Lowball Watch – New York

Remember the Didden case? As in Didden v. Village of Port Chester, 173 Fed. Appx. 931 (2d Cir. 2006)? Sure you do. That was the notorious case that figured in the appointment of Judge Sotomayor to the U.S. Supreme Court, that was disposed of in an unsigned opinion by a U.S. Court of Appeals panel on which she served. In a nutshell, in the court’s words

“According to Appellants, at a November 2003 negotiation session with  Defendants-Appellees G&S and Wasser, Wasser demanded $ 800,000 from them in order to avert a condemnation proceeding of their property within the redevelopment district, and offered to allow them to proceed if Defendants-Appellees were given a partnership interest in the project. Appellants refused both demands and, two days later, they received a petition seeking to condemn their property. On appeal, Appellants advance constitutional claims based on the Fifthand Fourteenth Amendments asserting, inter alia, that they have a right “not to have their property taken by the State through the power of eminent domain for a
private use, regardless of whether just compensation is given.”

The court ignored the extortionate nature of these events and ruled against Didden on limitations grounds, holding that he should have sued earlier. The court did not explain how Didden was supposed to know about the extortionate offer before it was made. The court also upheld the taking on the authority of Kelo. So much for history.

We now learn that the case eventually went to a valuation trial with the following results.

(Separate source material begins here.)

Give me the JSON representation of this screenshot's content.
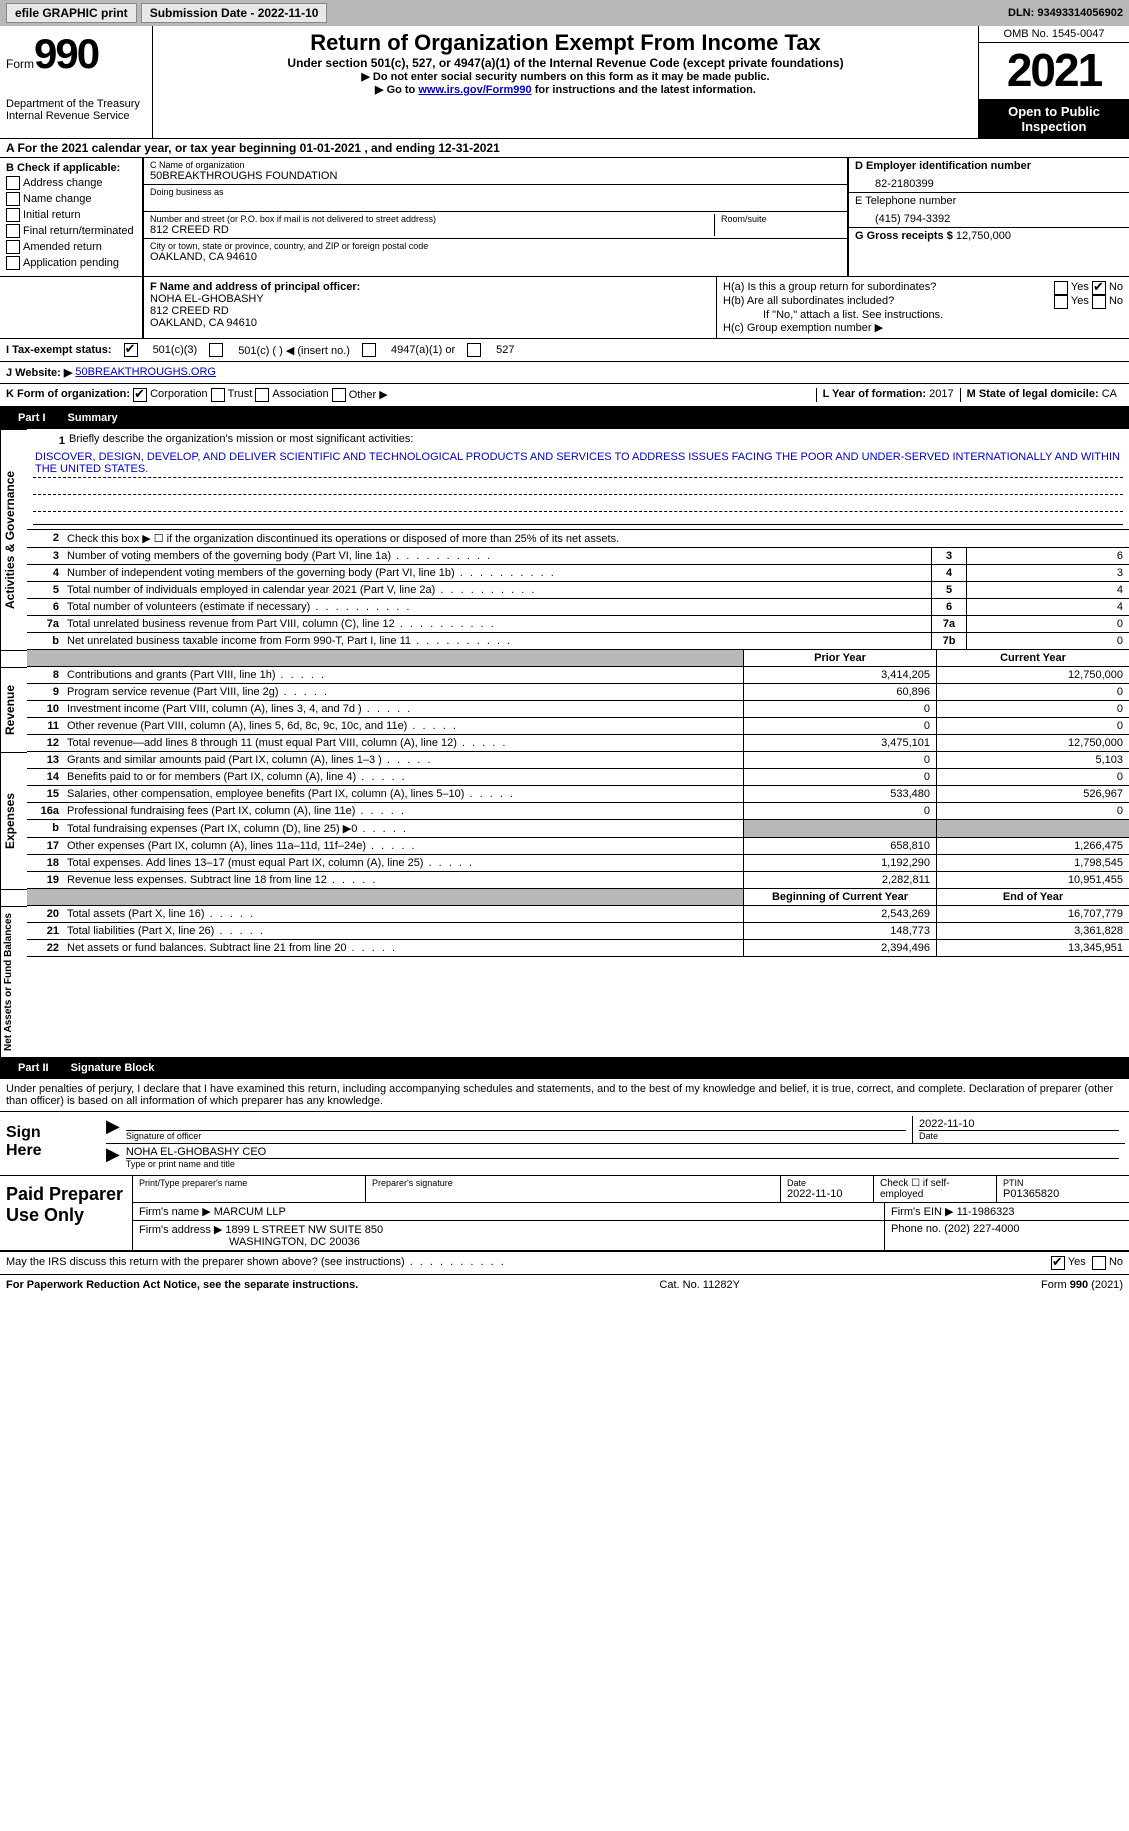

Condemnor’s offer –  $975,000; condemnor’s appraisal – $1,045,000; court award – $3,062,000. That comes to over three times the offer.

A Lesson in Governmentspeak

You may recall that a few days ago, on March 11, 2012, to be exact, we had a post on misconduct of government counsel, that had been inspired by the ongoing controversy over some federal prosecutors who failed to make a required disclosure of exculpatoty evidence to the late Senator Ted Stevens of Alaska, during his prosecution – click here.

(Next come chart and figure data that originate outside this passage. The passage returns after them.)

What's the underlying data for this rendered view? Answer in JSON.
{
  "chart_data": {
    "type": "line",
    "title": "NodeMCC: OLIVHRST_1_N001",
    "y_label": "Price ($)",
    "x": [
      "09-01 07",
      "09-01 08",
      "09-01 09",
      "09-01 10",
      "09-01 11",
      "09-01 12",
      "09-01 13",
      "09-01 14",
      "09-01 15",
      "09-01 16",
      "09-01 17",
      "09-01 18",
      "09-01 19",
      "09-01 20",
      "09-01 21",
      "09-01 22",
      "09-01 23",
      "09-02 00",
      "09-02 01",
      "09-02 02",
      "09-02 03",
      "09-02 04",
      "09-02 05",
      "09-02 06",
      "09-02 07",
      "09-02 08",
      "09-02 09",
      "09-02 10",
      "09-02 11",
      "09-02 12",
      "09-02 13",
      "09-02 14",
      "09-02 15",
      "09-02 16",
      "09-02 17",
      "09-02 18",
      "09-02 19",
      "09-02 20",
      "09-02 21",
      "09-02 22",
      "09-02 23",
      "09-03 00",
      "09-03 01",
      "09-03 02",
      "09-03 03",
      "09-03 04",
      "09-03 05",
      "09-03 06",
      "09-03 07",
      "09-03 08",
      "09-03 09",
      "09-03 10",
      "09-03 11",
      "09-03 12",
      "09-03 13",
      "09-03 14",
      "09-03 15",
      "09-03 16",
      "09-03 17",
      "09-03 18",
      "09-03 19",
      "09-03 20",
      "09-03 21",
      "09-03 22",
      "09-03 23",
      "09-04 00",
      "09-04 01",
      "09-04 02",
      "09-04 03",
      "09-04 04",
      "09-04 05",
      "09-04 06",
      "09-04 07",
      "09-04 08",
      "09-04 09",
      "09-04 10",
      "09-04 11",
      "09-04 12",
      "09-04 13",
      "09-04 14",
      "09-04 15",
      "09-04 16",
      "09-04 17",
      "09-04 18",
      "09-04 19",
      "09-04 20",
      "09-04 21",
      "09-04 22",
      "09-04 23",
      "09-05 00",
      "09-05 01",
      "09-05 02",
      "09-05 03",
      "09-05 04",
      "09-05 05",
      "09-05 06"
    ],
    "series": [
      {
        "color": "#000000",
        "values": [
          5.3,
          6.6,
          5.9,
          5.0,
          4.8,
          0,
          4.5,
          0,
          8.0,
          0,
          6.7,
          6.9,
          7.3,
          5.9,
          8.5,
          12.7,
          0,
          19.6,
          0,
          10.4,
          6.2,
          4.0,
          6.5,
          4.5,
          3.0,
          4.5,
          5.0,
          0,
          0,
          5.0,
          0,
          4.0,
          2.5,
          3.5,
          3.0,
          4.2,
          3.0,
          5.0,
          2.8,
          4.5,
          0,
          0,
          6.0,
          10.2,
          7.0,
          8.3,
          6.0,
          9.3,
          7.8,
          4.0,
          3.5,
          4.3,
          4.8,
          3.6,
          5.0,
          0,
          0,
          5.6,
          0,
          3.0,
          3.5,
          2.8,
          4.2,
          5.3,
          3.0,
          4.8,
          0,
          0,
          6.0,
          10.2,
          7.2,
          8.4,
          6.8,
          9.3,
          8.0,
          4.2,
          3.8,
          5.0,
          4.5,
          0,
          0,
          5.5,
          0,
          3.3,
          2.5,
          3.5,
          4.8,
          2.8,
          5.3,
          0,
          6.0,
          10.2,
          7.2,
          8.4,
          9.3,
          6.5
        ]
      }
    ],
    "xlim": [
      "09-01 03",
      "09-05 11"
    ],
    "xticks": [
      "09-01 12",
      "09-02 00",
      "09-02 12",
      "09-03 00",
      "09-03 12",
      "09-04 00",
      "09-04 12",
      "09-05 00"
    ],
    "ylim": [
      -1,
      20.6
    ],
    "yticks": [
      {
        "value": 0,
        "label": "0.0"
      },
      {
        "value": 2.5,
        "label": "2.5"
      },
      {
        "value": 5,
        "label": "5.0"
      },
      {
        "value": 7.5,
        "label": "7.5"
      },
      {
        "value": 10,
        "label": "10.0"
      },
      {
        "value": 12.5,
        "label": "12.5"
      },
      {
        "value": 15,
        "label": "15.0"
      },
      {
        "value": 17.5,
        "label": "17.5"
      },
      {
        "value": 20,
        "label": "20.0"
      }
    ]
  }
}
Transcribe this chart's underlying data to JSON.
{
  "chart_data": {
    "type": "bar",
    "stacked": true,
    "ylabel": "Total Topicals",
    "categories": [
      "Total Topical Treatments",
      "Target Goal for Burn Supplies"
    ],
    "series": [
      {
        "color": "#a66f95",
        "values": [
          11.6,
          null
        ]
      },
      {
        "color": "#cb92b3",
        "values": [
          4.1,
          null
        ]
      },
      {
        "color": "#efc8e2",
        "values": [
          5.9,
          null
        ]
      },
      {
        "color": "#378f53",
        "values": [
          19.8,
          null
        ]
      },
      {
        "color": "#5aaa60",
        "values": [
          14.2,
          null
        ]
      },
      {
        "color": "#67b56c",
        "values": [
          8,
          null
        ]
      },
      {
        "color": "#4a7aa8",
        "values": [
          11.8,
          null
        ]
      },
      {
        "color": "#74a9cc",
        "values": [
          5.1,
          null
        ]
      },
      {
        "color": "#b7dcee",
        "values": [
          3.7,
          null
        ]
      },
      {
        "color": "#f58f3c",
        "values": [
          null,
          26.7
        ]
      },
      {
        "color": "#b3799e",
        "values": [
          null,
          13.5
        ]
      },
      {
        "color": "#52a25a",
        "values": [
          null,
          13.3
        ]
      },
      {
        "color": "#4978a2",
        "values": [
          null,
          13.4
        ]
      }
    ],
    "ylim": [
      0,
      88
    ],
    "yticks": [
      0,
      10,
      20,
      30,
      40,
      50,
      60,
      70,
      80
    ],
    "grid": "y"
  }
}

By way of follow-up, we learn from today’s Los Angeles Times (Richard A. Serrano and Kim Murphy, Lawyers Faulted in Trial of Ted Stevens, L.A. Times, March 16, at p. AA1, quoting the special prosecutor handling this affair) that the misconduct was unintentional, but that the prosecutors in question purposefully violated criminal contempt statutes. We have problems understanding this evident doubletalk because our Webster’s New World Thesaurus, indicates that “purposeful” and “intentional” are synonymous. You can take it from there.